Sie hasst mich nicht...

Immer wieder rufe ich das in mir vor, denn sein Sohn zeigt genau das Gegenteil. Er verachtet mich, so wie eigentlich auch seine Tante indirekt. Aber seine Mutter, der alles hautnah zugestoßen ist, stößt mich nicht von sich weg und sieht mich nicht als Feind.
Ich möchte, dass sie wieder mit mir redet, auch wenn es schwer ist aber vielleicht öffnet sie sich jetzt. Vielleicht ist heute der richtige Moment, auf dem sie gewartet hat.

Bevor ich aber etwas erwidern kann, kommt mir eine Stimme zu vor. "Anne..?"

Mein Kopf dreht sich nach hinten und ich sehe einen fassungslosen Umut, der am Türrahmen steht und das Szenarium vor sich ansieht. Eigentlich ist das der Moment, wo er ausrasten müsste, doch er steht wie versteinert da und sieht seine Mutter an. Er hat es mitbekommen, er hat mitbekommen wie sie geredet hat. Wer weiß, wann sie das letzte mal überhaupt was gesagt hat, wie lange es schon her ist.. Denn Umut's Reaktion zeigt mir, dass es eine Ewigkeit schon sein muss.
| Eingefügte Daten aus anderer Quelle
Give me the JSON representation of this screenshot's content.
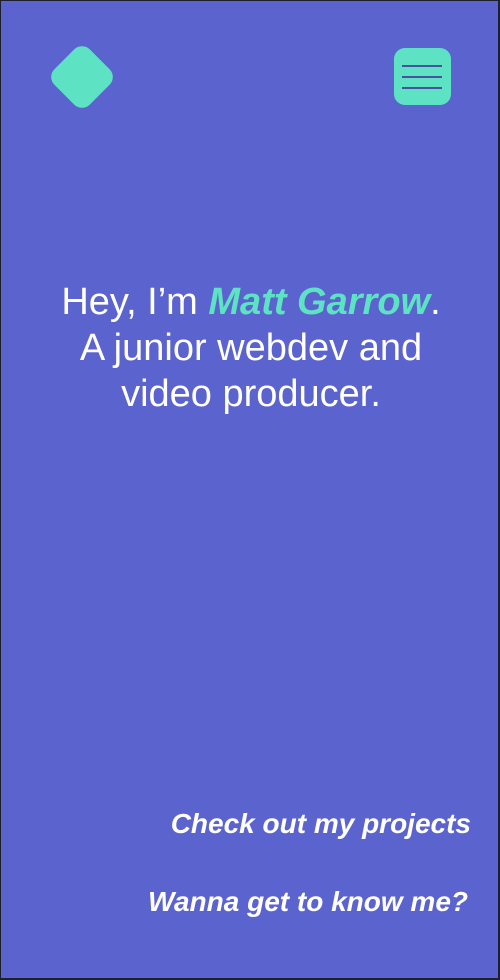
{
  "header": {
    "logo_icon": "diamond-logo-icon",
    "menu_icon": "hamburger-menu-icon"
  },
  "hero": {
    "greeting_prefix": "Hey, I’m ",
    "name": "Matt Garrow",
    "greeting_suffix": ".",
    "line2": "A junior webdev and",
    "line3": "video producer."
  },
  "links": {
    "projects": "Check out my projects",
    "about": "Wanna get to know me?"
  },
  "colors": {
    "background": "#5b63cf",
    "accent": "#5de3c3",
    "text": "#ffffff"
  }
}
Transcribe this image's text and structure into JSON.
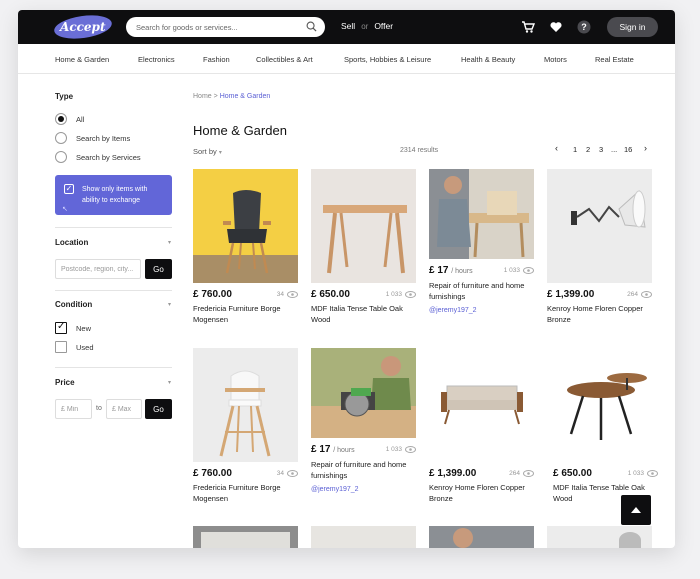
{
  "header": {
    "logo_text": "Accept",
    "search_placeholder": "Search for goods or services...",
    "sell_label": "Sell",
    "or_label": "or",
    "offer_label": "Offer",
    "signin_label": "Sign in",
    "accent_color": "#6266d8"
  },
  "categories": [
    "Home & Garden",
    "Electronics",
    "Fashion",
    "Collectibles & Art",
    "Sports, Hobbies & Leisure",
    "Health & Beauty",
    "Motors",
    "Real Estate"
  ],
  "sidebar": {
    "type_title": "Type",
    "type_options": [
      "All",
      "Search by Items",
      "Search by Services"
    ],
    "type_selected": "All",
    "exchange_label": "Show only items with ability to exchange",
    "location_title": "Location",
    "location_placeholder": "Postcode, region, city...",
    "go_label": "Go",
    "condition_title": "Condition",
    "condition_options": [
      "New",
      "Used"
    ],
    "price_title": "Price",
    "price_min_placeholder": "£ Min",
    "price_to": "to",
    "price_max_placeholder": "£ Max"
  },
  "main": {
    "breadcrumb_home": "Home",
    "breadcrumb_sep": ">",
    "breadcrumb_current": "Home & Garden",
    "page_title": "Home & Garden",
    "sort_label": "Sort by",
    "results_count": "2314 results",
    "pages": [
      "1",
      "2",
      "3",
      "...",
      "16"
    ]
  },
  "products": [
    {
      "price": "£ 760.00",
      "unit": "",
      "views": "34",
      "title": "Fredericia Furniture Borge Mogensen",
      "user": "",
      "icon": "armchair-image"
    },
    {
      "price": "£ 650.00",
      "unit": "",
      "views": "1 033",
      "title": "MDF Italia Tense Table Oak Wood",
      "user": "",
      "icon": "wooden-table-image"
    },
    {
      "price": "£ 17",
      "unit": "/ hours",
      "views": "1 033",
      "title": "Repair of furniture and home furnishings",
      "user": "@jeremy197_2",
      "icon": "carpenter-image"
    },
    {
      "price": "£ 1,399.00",
      "unit": "",
      "views": "264",
      "title": "Kenroy Home Floren Copper Bronze",
      "user": "",
      "icon": "wall-lamp-image"
    },
    {
      "price": "£ 760.00",
      "unit": "",
      "views": "34",
      "title": "Fredericia Furniture Borge Mogensen",
      "user": "",
      "icon": "high-chair-image"
    },
    {
      "price": "£ 17",
      "unit": "/ hours",
      "views": "1 033",
      "title": "Repair of furniture and home furnishings",
      "user": "@jeremy197_2",
      "icon": "circular-saw-image"
    },
    {
      "price": "£ 1,399.00",
      "unit": "",
      "views": "264",
      "title": "Kenroy Home Floren Copper Bronze",
      "user": "",
      "icon": "sofa-image"
    },
    {
      "price": "£ 650.00",
      "unit": "",
      "views": "1 033",
      "title": "MDF Italia Tense Table Oak Wood",
      "user": "",
      "icon": "round-table-image"
    }
  ]
}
"Anne du hast geredet" redet er dann weiter und scheint aus seiner Trance erwacht zu sein, denn mit großen Schritten kommt er auf uns zu und hockt sich neben mich, vor seine Mutter, hin. Dabei ignoriert er mich oder nimmt mich in den Moment gar nicht wahr. "Komm sag noch etwas, sag meinen Namen" er nimmt ihre Hände, die meine Haare schon längst verlassen haben und wieder auf ihren Schoß ruhen, in seine Hände und drückt leicht zu. "Lass mich deine Stimme noch mal hören"

Meine Augen kleben an Umut und können nicht weg schauen. Dieses Bild, dass sich grad vor mir gebildet hat, zerstört mich. Denn ich sehe einen kleinen verzweifelten Sohn, der seine Mutter anbettelt mit ihm zu reden, nur um ihre Stimme zu hören. Ich sehe, wie sehr er sich danach sehnt seine Mutter zurück zu haben, die nicht in einer völlig anderen Welt ist. Und diese Sehnsucht habe ich noch nie bei ihm gesehen. Ich fühle mich schuldig, denn nicht ich sollte die erste sein, die sie reden hört. Es sollte ihr Sohn sein.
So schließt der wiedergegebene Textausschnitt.